Project Summary
The long reach of early life remains one of the most enduring puzzles in human health. From famine to
poverty and neglect, adverse early life experiences lead to higher mortality and elevated risk for obesity,
diabetes, and chronic heart disease. These effects are likely mediated, in part, by the stress response, a
cascade of neuroendocrine, metabolic, and cardiac responses to challenge involving the hypothalamic–
pituitary–adrenal (HPA) axis and the autonomic nervous system. In support, several leading hypotheses
propose that repeated social and environmental stressors—both in early life and adulthood—cause over-
activation of the stress response, chronic stress, and accelerated aging. Long-term studies of natural animal
populations offer compelling models for testing these ideas because they often have fine-grained, prospective,
longitudinal data on social and environmental stressors from individuals across the life course. However,
natural animal models also face considerable challenges in measuring multiple facets of the stress response:
most are constrained to measuring glucocorticoids (GCs) as the sole measure of stress responses, reflecting
just one aspect of the HPA axis with no information on autonomic responses. This limitation has led many to
call for expanded tools to measure stress responses in natural animal models of aging.

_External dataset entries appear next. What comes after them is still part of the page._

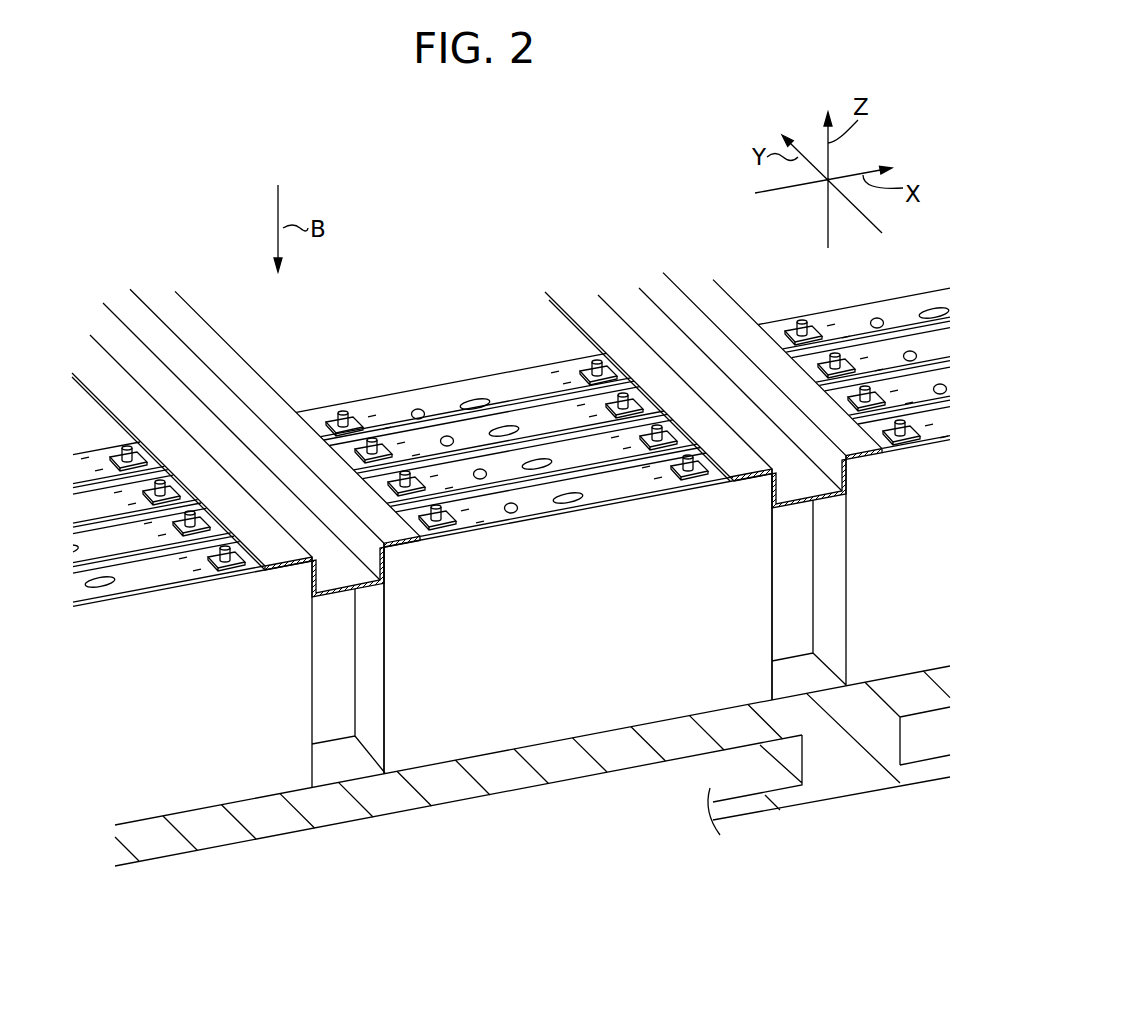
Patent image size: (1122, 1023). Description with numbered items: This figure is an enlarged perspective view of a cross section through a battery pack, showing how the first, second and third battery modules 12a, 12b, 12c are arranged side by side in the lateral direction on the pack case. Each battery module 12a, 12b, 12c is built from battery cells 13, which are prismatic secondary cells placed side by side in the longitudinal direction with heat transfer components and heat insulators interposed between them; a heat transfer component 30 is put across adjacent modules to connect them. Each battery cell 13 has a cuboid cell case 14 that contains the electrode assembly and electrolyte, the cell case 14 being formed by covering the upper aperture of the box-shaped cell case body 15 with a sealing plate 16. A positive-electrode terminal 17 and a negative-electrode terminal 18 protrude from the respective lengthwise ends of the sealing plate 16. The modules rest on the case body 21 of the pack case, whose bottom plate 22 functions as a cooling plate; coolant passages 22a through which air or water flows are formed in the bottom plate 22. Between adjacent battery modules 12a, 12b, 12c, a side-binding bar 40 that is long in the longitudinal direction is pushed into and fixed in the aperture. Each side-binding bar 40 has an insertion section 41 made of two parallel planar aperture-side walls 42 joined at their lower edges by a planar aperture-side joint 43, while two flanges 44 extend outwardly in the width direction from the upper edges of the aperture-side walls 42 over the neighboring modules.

The first battery module 12a is at (163, 662).
The second battery module 12b is at (513, 427).
The third battery module 12c is at (900, 307).
The battery cell 13 is at (534, 522).
The cell case 14 is at (534, 522).
The cell case body 15 is at (518, 557).
The sealing plate 16 is at (598, 490).
The positive-electrode terminal 17 is at (442, 534).
The negative-electrode terminal 18 is at (693, 480).
The case body 21 is at (557, 800).
The bottom plate 22 is at (618, 762).
The coolant passage 22a is at (742, 785).
The heat transfer component 30 is at (335, 640).
The side-binding bar 40 is at (477, 452).
The insertion section 41 is at (345, 578).
The aperture-side wall 42 is at (260, 438).
The aperture-side joint 43 is at (232, 450).
The flange 44 is at (108, 368).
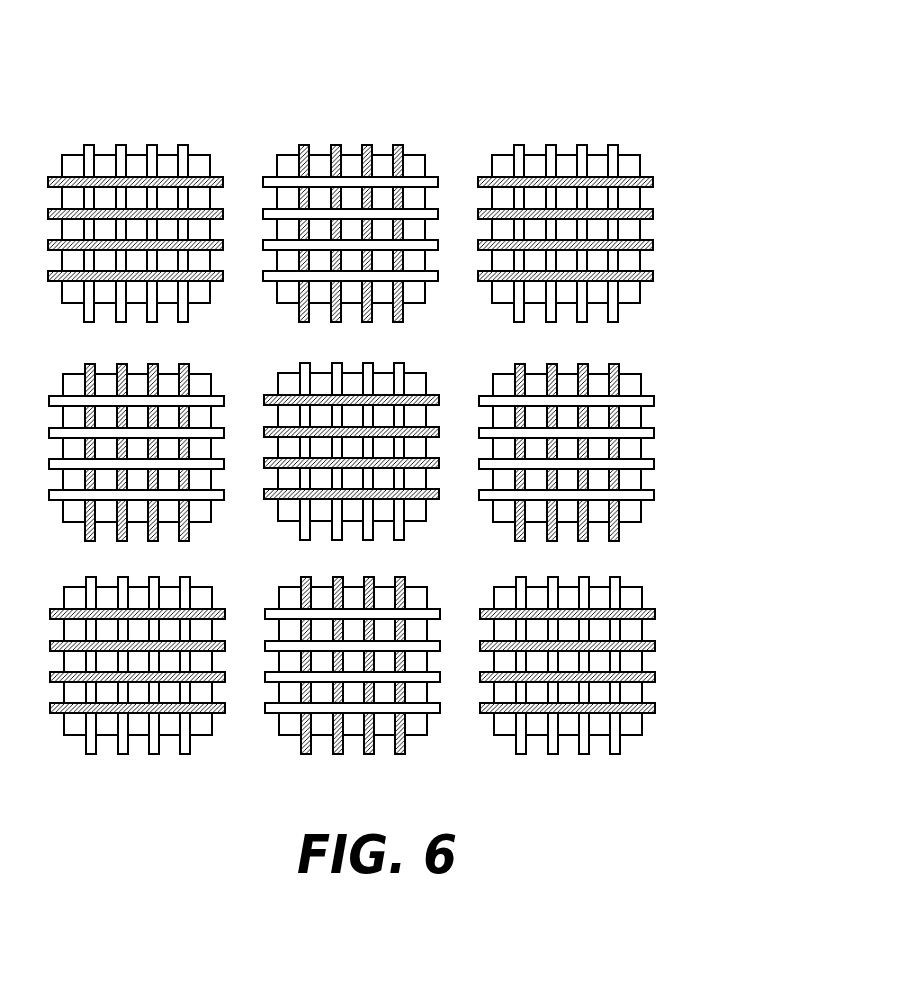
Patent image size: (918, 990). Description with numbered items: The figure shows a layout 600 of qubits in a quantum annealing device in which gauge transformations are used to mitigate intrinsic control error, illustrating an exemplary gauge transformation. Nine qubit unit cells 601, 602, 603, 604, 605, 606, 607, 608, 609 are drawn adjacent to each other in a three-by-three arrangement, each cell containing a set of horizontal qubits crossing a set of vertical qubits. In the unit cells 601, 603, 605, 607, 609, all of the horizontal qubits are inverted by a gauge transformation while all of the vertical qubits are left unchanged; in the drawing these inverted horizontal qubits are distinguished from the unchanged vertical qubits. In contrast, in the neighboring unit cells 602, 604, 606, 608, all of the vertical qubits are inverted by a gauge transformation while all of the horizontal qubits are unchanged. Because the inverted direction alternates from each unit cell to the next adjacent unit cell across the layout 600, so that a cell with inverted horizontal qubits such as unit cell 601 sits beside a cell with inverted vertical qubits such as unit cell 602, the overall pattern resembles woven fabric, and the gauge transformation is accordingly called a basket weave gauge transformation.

The set of weave patterns 600 is at (682, 70).
The qubit unit cell 601 is at (155, 220).
The qubit unit cell 602 is at (370, 220).
The qubit unit cell 603 is at (585, 220).
The qubit unit cell 604 is at (156, 439).
The qubit unit cell 605 is at (371, 438).
The qubit unit cell 606 is at (586, 439).
The qubit unit cell 607 is at (157, 652).
The qubit unit cell 608 is at (372, 652).
The qubit unit cell 609 is at (587, 652).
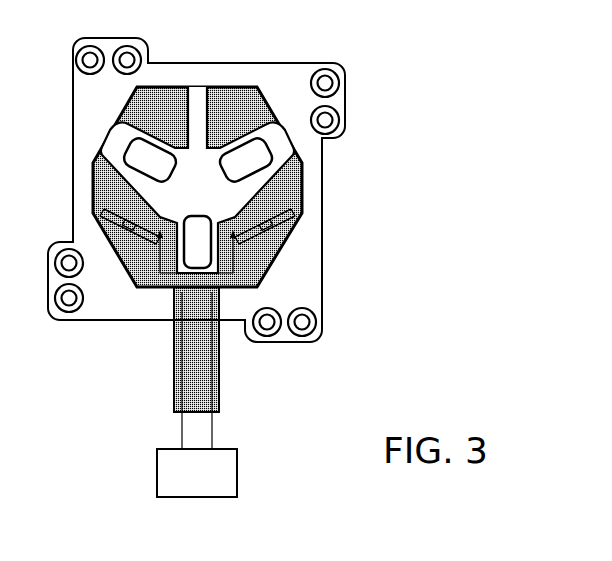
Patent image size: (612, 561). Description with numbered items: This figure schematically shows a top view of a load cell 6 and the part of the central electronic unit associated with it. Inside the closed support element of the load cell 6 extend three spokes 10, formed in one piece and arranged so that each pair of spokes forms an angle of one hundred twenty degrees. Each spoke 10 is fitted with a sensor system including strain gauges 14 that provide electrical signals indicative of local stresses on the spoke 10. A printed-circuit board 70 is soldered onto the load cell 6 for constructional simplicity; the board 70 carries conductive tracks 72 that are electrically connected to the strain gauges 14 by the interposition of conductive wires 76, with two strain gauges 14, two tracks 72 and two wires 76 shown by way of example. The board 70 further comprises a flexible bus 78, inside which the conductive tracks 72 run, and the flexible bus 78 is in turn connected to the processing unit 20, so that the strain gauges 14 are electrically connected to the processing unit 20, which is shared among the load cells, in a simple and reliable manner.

The load cell 6 is at (332, 199).
The spoke 10 is at (197, 98).
The strain gauge 14 is at (105, 207).
The processing unit 20 is at (168, 461).
The printed-circuit board 70 is at (229, 110).
The conductive tracks 72 is at (177, 376).
The conductive wires 76 is at (240, 224).
The flexible bus 78 is at (220, 405).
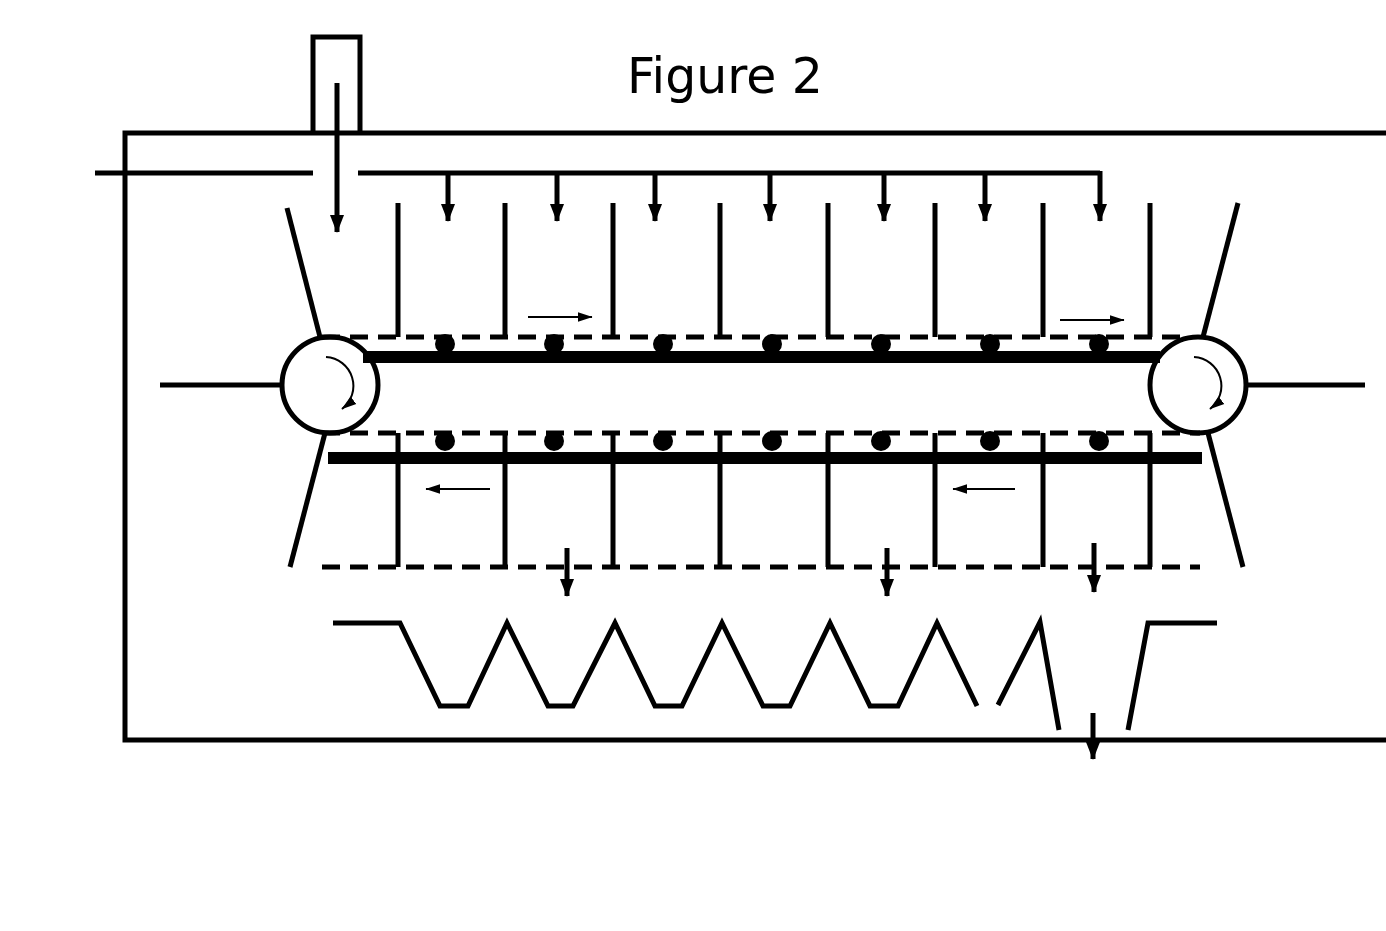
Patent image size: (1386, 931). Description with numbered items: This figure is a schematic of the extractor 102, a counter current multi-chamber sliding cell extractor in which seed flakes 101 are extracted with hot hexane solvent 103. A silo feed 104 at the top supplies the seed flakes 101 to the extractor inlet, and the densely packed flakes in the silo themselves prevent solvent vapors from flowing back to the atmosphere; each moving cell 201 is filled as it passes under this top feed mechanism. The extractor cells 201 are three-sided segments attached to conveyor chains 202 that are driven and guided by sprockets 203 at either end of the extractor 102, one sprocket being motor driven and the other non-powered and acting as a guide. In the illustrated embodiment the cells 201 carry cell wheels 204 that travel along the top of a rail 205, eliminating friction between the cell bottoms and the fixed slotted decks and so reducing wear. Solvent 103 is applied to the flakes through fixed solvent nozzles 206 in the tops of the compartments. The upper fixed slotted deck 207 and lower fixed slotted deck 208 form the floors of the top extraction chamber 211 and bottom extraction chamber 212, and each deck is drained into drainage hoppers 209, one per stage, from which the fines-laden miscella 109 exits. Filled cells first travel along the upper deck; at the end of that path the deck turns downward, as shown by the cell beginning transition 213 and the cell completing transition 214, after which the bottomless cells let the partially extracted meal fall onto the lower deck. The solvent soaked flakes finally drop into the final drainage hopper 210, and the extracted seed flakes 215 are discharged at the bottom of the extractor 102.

The seed flakes 101 is at (336, 176).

Our objectives in this proposal are to: (1) expand the tools for measuring the cardiometabolic
consequences of stress in natural animal models by validating insertable cardiac monitors (ICMs) with
accelerometry to measure heart rate, heart rate variability, and physical activity; and (2) test the social and
environmental drivers of the autonomic stress response and its metabolic consequences. We will develop and
validate ICMs using captive baboons at the Institute of Primate Research in Kenya, and a well-studied, natural
population of baboons in Amboseli, also in Kenya. Prior work in Amboseli has already shown that an
accumulation of harsh conditions in early life and social isolation in adulthood exert profound effects on adult
mortality, setting the stage to probe the stress responses underlying these links. While early life adversity and
social isolation lead to elevated GCs in adulthood, and animals with high lifelong GCs have lower survival, GCs
do not mediate the link between early adversity and life span. Gaining a broader perspective on individual
stress responses and their consequences is an essential next step. The results will contribute the first
prospective, longitudinal data in any species to understand how early life adversity and adult social conditions
interact to shape acute autonomic stress responses, chronic stress, and energy expenditure. This study will
provide a direct link between socio-environmental circumstances, stress responses, and adult health, helping
to identify key targets to mitigate the effects of stress over the life course on aging.